Is it because the management of physical problems, particularly with our sophisticated pharmacological agents, is seen as ‘scientific’ and as a result has been far more studied, reported and dealt with? Are psychosocial and spiritual issues regarded as ‘soft’ – difficult to measure, difficult to replicate, of little interest to (or even scorned by) the newer recruits to specialist palliative medicine?

Do GPs, such as those in this study, see physical suffering meriting a higher priority and profile than spiritual issues in the SPCs where they refer patients? Are we teachers of palliative care not as confident talking about psychosocial and spiritual issues, or even slightly shy about it? Am I asking the wrong questions? Are we all being affected by the increasing secularisation of our society, reflected not only in diminishing church membership and attendances at worship, or in the actual laws against what is seen as proselytising? Readers in the UK will have read of several cases recently when GPs and Community Nurses have been charged and convicted of speaking of their own faith when not invited to do so by patients.

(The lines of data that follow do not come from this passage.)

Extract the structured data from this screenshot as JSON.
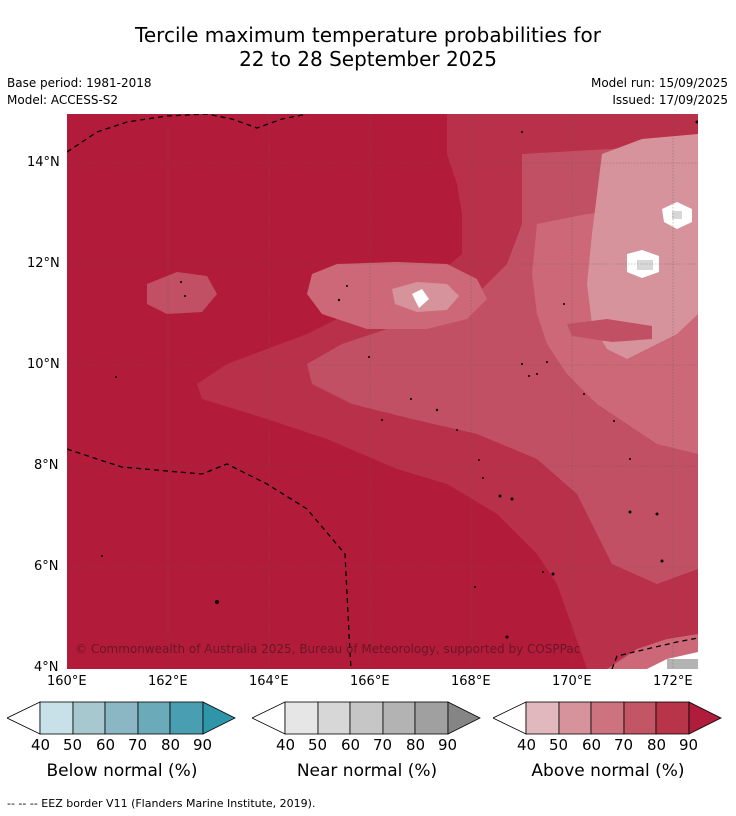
{
  "title_line1": "Tercile maximum temperature probabilities for",
  "title_line2": "22 to 28 September 2025",
  "base_period": "Base period: 1981-2018",
  "model": "Model: ACCESS-S2",
  "model_run": "Model run: 15/09/2025",
  "issued": "Issued: 17/09/2025",
  "copyright": "© Commonwealth of Australia 2025, Bureau of Meteorology, supported by COSPPac",
  "lat_labels": [
    "14°N",
    "12°N",
    "10°N",
    "8°N",
    "6°N",
    "4°N"
  ],
  "lon_labels": [
    "160°E",
    "162°E",
    "164°E",
    "166°E",
    "168°E",
    "170°E",
    "172°E"
  ],
  "colorbars": [
    {
      "name": "below",
      "title": "Below normal (%)",
      "ticks": [
        "40",
        "50",
        "60",
        "70",
        "80",
        "90"
      ],
      "colors": [
        "#ffffff",
        "#c8e1e8",
        "#a8c8cf",
        "#8bb7c5",
        "#6aaab9",
        "#4a9eb1",
        "#2f95a8"
      ]
    },
    {
      "name": "near",
      "title": "Near normal (%)",
      "ticks": [
        "40",
        "50",
        "60",
        "70",
        "80",
        "90"
      ],
      "colors": [
        "#ffffff",
        "#e6e6e6",
        "#d7d7d7",
        "#c6c6c6",
        "#b3b3b3",
        "#a0a0a0",
        "#858585"
      ]
    },
    {
      "name": "above",
      "title": "Above normal (%)",
      "ticks": [
        "40",
        "50",
        "60",
        "70",
        "80",
        "90"
      ],
      "colors": [
        "#ffffff",
        "#e2b8bf",
        "#d6939c",
        "#cc737f",
        "#c35665",
        "#b83449",
        "#b01c3b"
      ]
    }
  ],
  "footnote": "--  --  -- EEZ border V11 (Flanders Marine Institute, 2019)."
}
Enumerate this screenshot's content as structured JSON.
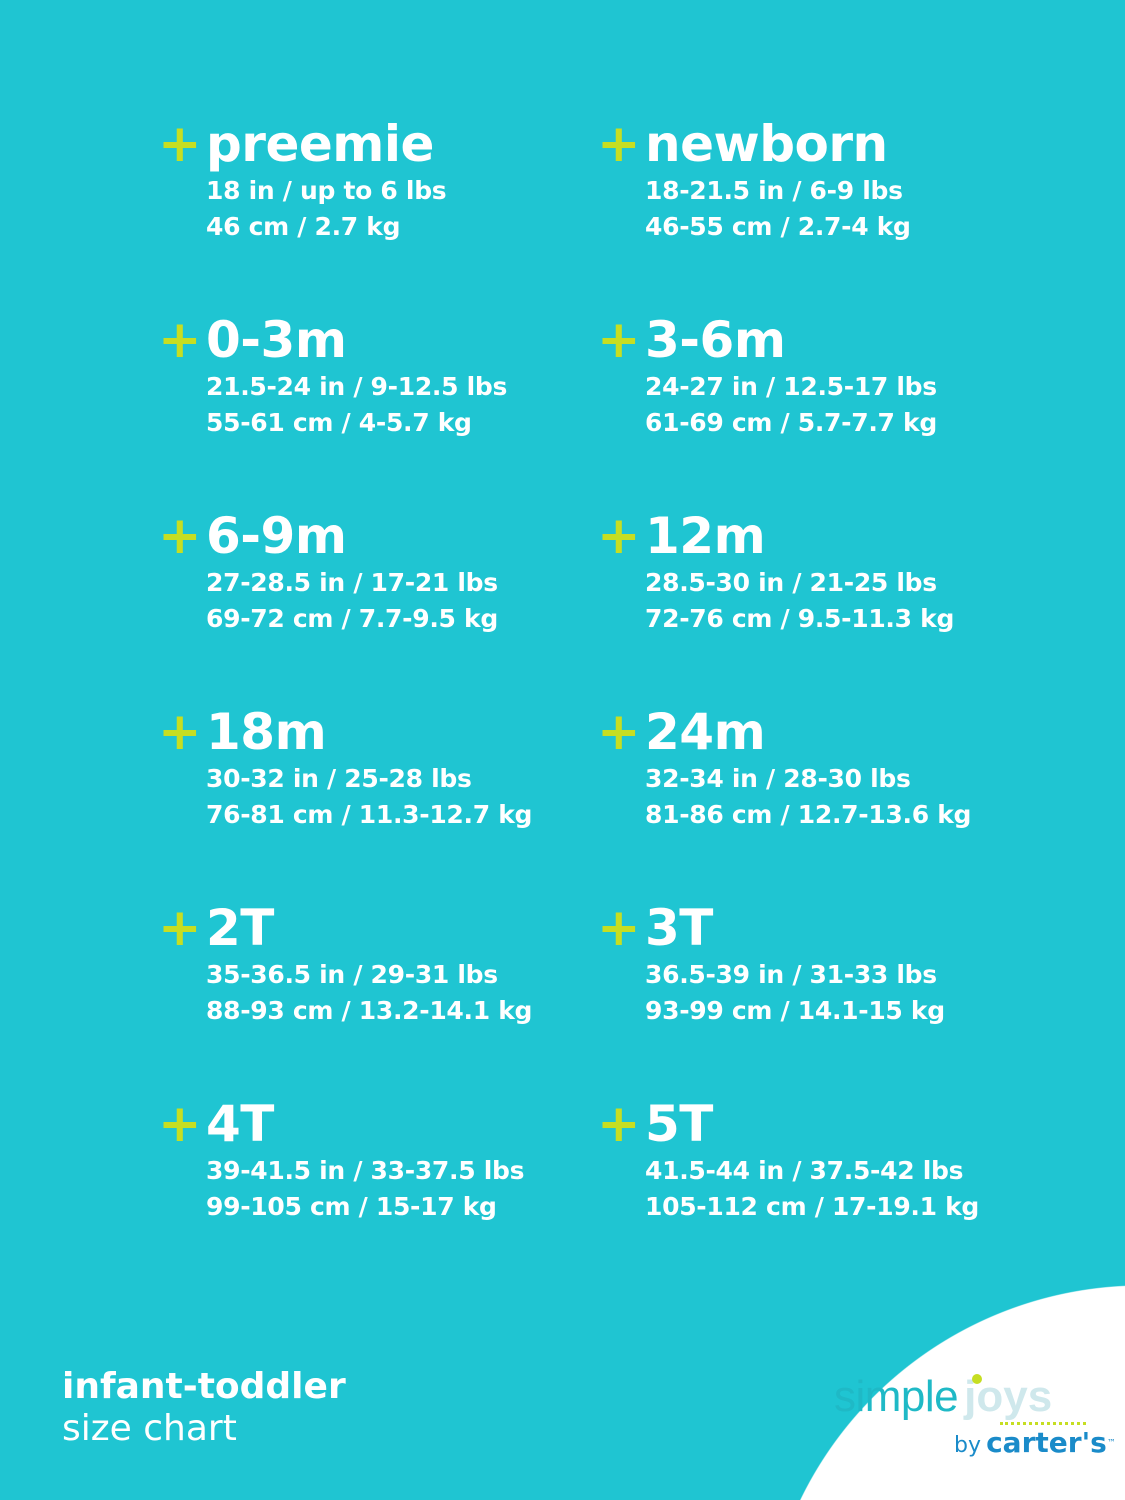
{
  "colors": {
    "background": "#1fc5d2",
    "plus": "#c6de22",
    "text": "#ffffff"
  },
  "sizes": [
    {
      "title": "preemie",
      "line1": "18 in / up to 6 lbs",
      "line2": "46 cm / 2.7 kg"
    },
    {
      "title": "newborn",
      "line1": "18-21.5 in / 6-9 lbs",
      "line2": "46-55 cm / 2.7-4 kg"
    },
    {
      "title": "0-3m",
      "line1": "21.5-24 in / 9-12.5 lbs",
      "line2": "55-61 cm / 4-5.7 kg"
    },
    {
      "title": "3-6m",
      "line1": "24-27 in / 12.5-17 lbs",
      "line2": "61-69 cm / 5.7-7.7 kg"
    },
    {
      "title": "6-9m",
      "line1": "27-28.5 in / 17-21 lbs",
      "line2": "69-72 cm / 7.7-9.5 kg"
    },
    {
      "title": "12m",
      "line1": "28.5-30 in / 21-25 lbs",
      "line2": "72-76 cm / 9.5-11.3 kg"
    },
    {
      "title": "18m",
      "line1": "30-32 in / 25-28 lbs",
      "line2": "76-81 cm / 11.3-12.7 kg"
    },
    {
      "title": "24m",
      "line1": "32-34 in / 28-30 lbs",
      "line2": "81-86 cm / 12.7-13.6 kg"
    },
    {
      "title": "2T",
      "line1": "35-36.5 in / 29-31 lbs",
      "line2": "88-93 cm / 13.2-14.1 kg"
    },
    {
      "title": "3T",
      "line1": "36.5-39 in / 31-33 lbs",
      "line2": "93-99 cm / 14.1-15 kg"
    },
    {
      "title": "4T",
      "line1": "39-41.5 in / 33-37.5 lbs",
      "line2": "99-105 cm / 15-17 kg"
    },
    {
      "title": "5T",
      "line1": "41.5-44 in / 37.5-42 lbs",
      "line2": "105-112 cm / 17-19.1 kg"
    }
  ],
  "plus_symbol": "+",
  "footer": {
    "line1": "infant-toddler",
    "line2": "size chart"
  },
  "logo": {
    "simple": "simple",
    "joys": "joys",
    "by": "by",
    "brand": "carter's",
    "tm": "™"
  }
}
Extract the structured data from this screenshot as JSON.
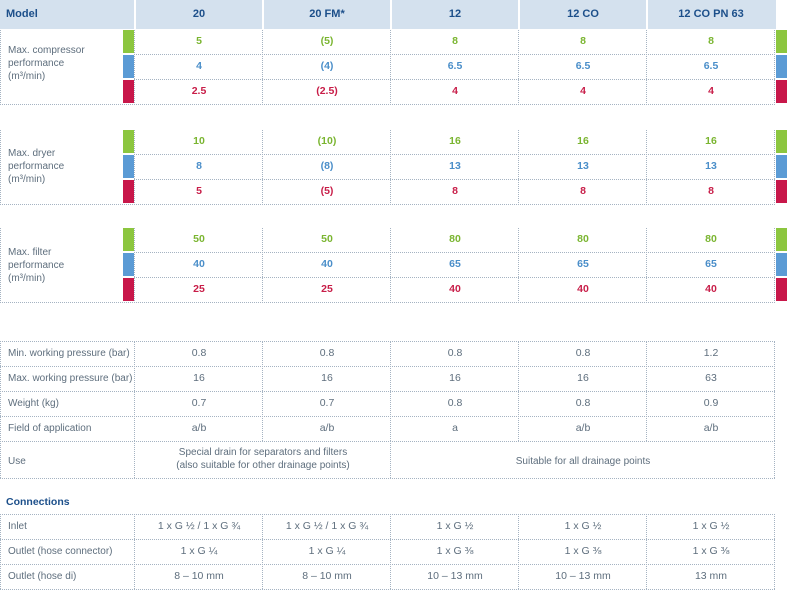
{
  "header": {
    "model_label": "Model",
    "columns": [
      "20",
      "20 FM*",
      "12",
      "12 CO",
      "12 CO PN 63"
    ]
  },
  "performance_sections": [
    {
      "label_lines": [
        "Max. compressor",
        "performance",
        "(m³/min)"
      ],
      "rows": [
        {
          "color": "green",
          "values": [
            "5",
            "(5)",
            "8",
            "8",
            "8"
          ]
        },
        {
          "color": "blue",
          "values": [
            "4",
            "(4)",
            "6.5",
            "6.5",
            "6.5"
          ]
        },
        {
          "color": "red",
          "values": [
            "2.5",
            "(2.5)",
            "4",
            "4",
            "4"
          ]
        }
      ]
    },
    {
      "label_lines": [
        "Max. dryer",
        "performance",
        "(m³/min)"
      ],
      "rows": [
        {
          "color": "green",
          "values": [
            "10",
            "(10)",
            "16",
            "16",
            "16"
          ]
        },
        {
          "color": "blue",
          "values": [
            "8",
            "(8)",
            "13",
            "13",
            "13"
          ]
        },
        {
          "color": "red",
          "values": [
            "5",
            "(5)",
            "8",
            "8",
            "8"
          ]
        }
      ]
    },
    {
      "label_lines": [
        "Max. filter",
        "performance",
        "(m³/min)"
      ],
      "rows": [
        {
          "color": "green",
          "values": [
            "50",
            "50",
            "80",
            "80",
            "80"
          ]
        },
        {
          "color": "blue",
          "values": [
            "40",
            "40",
            "65",
            "65",
            "65"
          ]
        },
        {
          "color": "red",
          "values": [
            "25",
            "25",
            "40",
            "40",
            "40"
          ]
        }
      ]
    }
  ],
  "specs": [
    {
      "label": "Min. working pressure (bar)",
      "values": [
        "0.8",
        "0.8",
        "0.8",
        "0.8",
        "1.2"
      ]
    },
    {
      "label": "Max. working pressure (bar)",
      "values": [
        "16",
        "16",
        "16",
        "16",
        "63"
      ]
    },
    {
      "label": "Weight (kg)",
      "values": [
        "0.7",
        "0.7",
        "0.8",
        "0.8",
        "0.9"
      ]
    },
    {
      "label": "Field of application",
      "values": [
        "a/b",
        "a/b",
        "a",
        "a/b",
        "a/b"
      ]
    }
  ],
  "use_row": {
    "label": "Use",
    "left_lines": [
      "Special drain for separators and filters",
      "(also suitable for other drainage points)"
    ],
    "right": "Suitable for all drainage points"
  },
  "connections": {
    "title": "Connections",
    "rows": [
      {
        "label": "Inlet",
        "values": [
          "1 x G ½ / 1 x G ¾",
          "1 x G ½ / 1 x G ¾",
          "1 x G ½",
          "1 x G ½",
          "1 x G ½"
        ]
      },
      {
        "label": "Outlet (hose connector)",
        "values": [
          "1 x G ¼",
          "1 x G ¼",
          "1 x G ⅜",
          "1 x G ⅜",
          "1 x G ⅜"
        ]
      },
      {
        "label": "Outlet (hose di)",
        "values": [
          "8 – 10 mm",
          "8 – 10 mm",
          "10 – 13 mm",
          "10 – 13 mm",
          "13 mm"
        ]
      }
    ]
  },
  "colors": {
    "green": "#8cc63f",
    "blue": "#5b9bd5",
    "red": "#c8174a",
    "header_bg": "#d4e1ee",
    "header_text": "#1c4f8a"
  }
}
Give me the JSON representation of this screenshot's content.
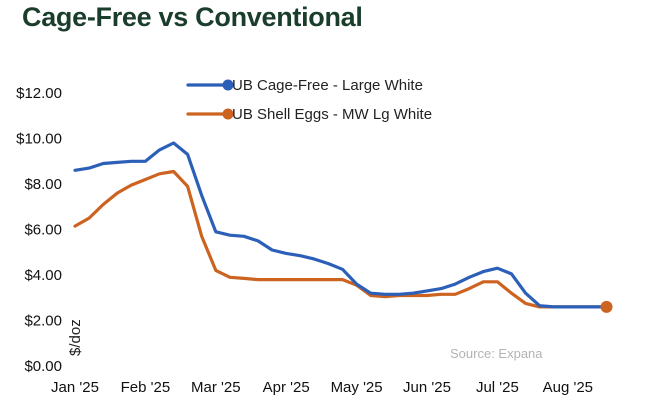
{
  "chart_data": {
    "type": "line",
    "title": "Cage-Free vs Conventional",
    "ylabel": "$/doz",
    "xlabel": "",
    "source": "Source: Expana",
    "ylim": [
      0,
      12
    ],
    "yticks": [
      "$0.00",
      "$2.00",
      "$4.00",
      "$6.00",
      "$8.00",
      "$10.00",
      "$12.00"
    ],
    "xticks": [
      {
        "label": "Jan '25",
        "pos": 0
      },
      {
        "label": "Feb '25",
        "pos": 4
      },
      {
        "label": "Mar '25",
        "pos": 8
      },
      {
        "label": "Apr '25",
        "pos": 12
      },
      {
        "label": "May '25",
        "pos": 16
      },
      {
        "label": "Jun '25",
        "pos": 20
      },
      {
        "label": "Jul '25",
        "pos": 24
      },
      {
        "label": "Aug '25",
        "pos": 28
      }
    ],
    "x": [
      0,
      0.8,
      1.6,
      2.4,
      3.2,
      4.0,
      4.8,
      5.6,
      6.4,
      7.2,
      8.0,
      8.8,
      9.6,
      10.4,
      11.2,
      12.0,
      12.8,
      13.6,
      14.4,
      15.2,
      16.0,
      16.8,
      17.6,
      18.4,
      19.2,
      20.0,
      20.8,
      21.6,
      22.4,
      23.2,
      24.0,
      24.8,
      25.6,
      26.4,
      27.2,
      28.0,
      28.8,
      29.6,
      30.2
    ],
    "series": [
      {
        "name": "UB Cage-Free - Large White",
        "color": "#2b5fb8",
        "values": [
          8.6,
          8.7,
          8.9,
          8.95,
          9.0,
          9.0,
          9.5,
          9.8,
          9.3,
          7.5,
          5.9,
          5.75,
          5.7,
          5.5,
          5.1,
          4.95,
          4.85,
          4.7,
          4.5,
          4.25,
          3.6,
          3.2,
          3.15,
          3.15,
          3.2,
          3.3,
          3.4,
          3.6,
          3.9,
          4.15,
          4.3,
          4.05,
          3.2,
          2.65,
          2.6,
          2.6,
          2.6,
          2.6,
          2.6
        ]
      },
      {
        "name": "UB Shell Eggs - MW Lg White",
        "color": "#cc6320",
        "values": [
          6.15,
          6.5,
          7.1,
          7.6,
          7.95,
          8.2,
          8.45,
          8.55,
          7.9,
          5.7,
          4.2,
          3.9,
          3.85,
          3.8,
          3.8,
          3.8,
          3.8,
          3.8,
          3.8,
          3.8,
          3.55,
          3.1,
          3.05,
          3.1,
          3.1,
          3.1,
          3.15,
          3.15,
          3.4,
          3.7,
          3.7,
          3.2,
          2.75,
          2.6,
          2.6,
          2.6,
          2.6,
          2.6,
          2.6
        ]
      }
    ],
    "legend_position": "top-center",
    "grid": false
  }
}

The paper which started me on this trail touched on so much more than I have mentioned here. It has reminded me how seldom, in teaching and demonstrating palliative care, do we review and evaluate our teaching; how little we know of the work and needs of those we teach – GPs, students, community nurses. We know from what so many have told us that they enjoy visiting the specialist palliative care services and their classes, but how scientific and useful are their written assessments of our teaching and our sharing of ourselves? There is so much research just waiting to be done.

Reference:

  1. Johnson CE, et al. Palliative care referral practices and perceptions. Palliative and Supportive Care (2011); 9, 181-189.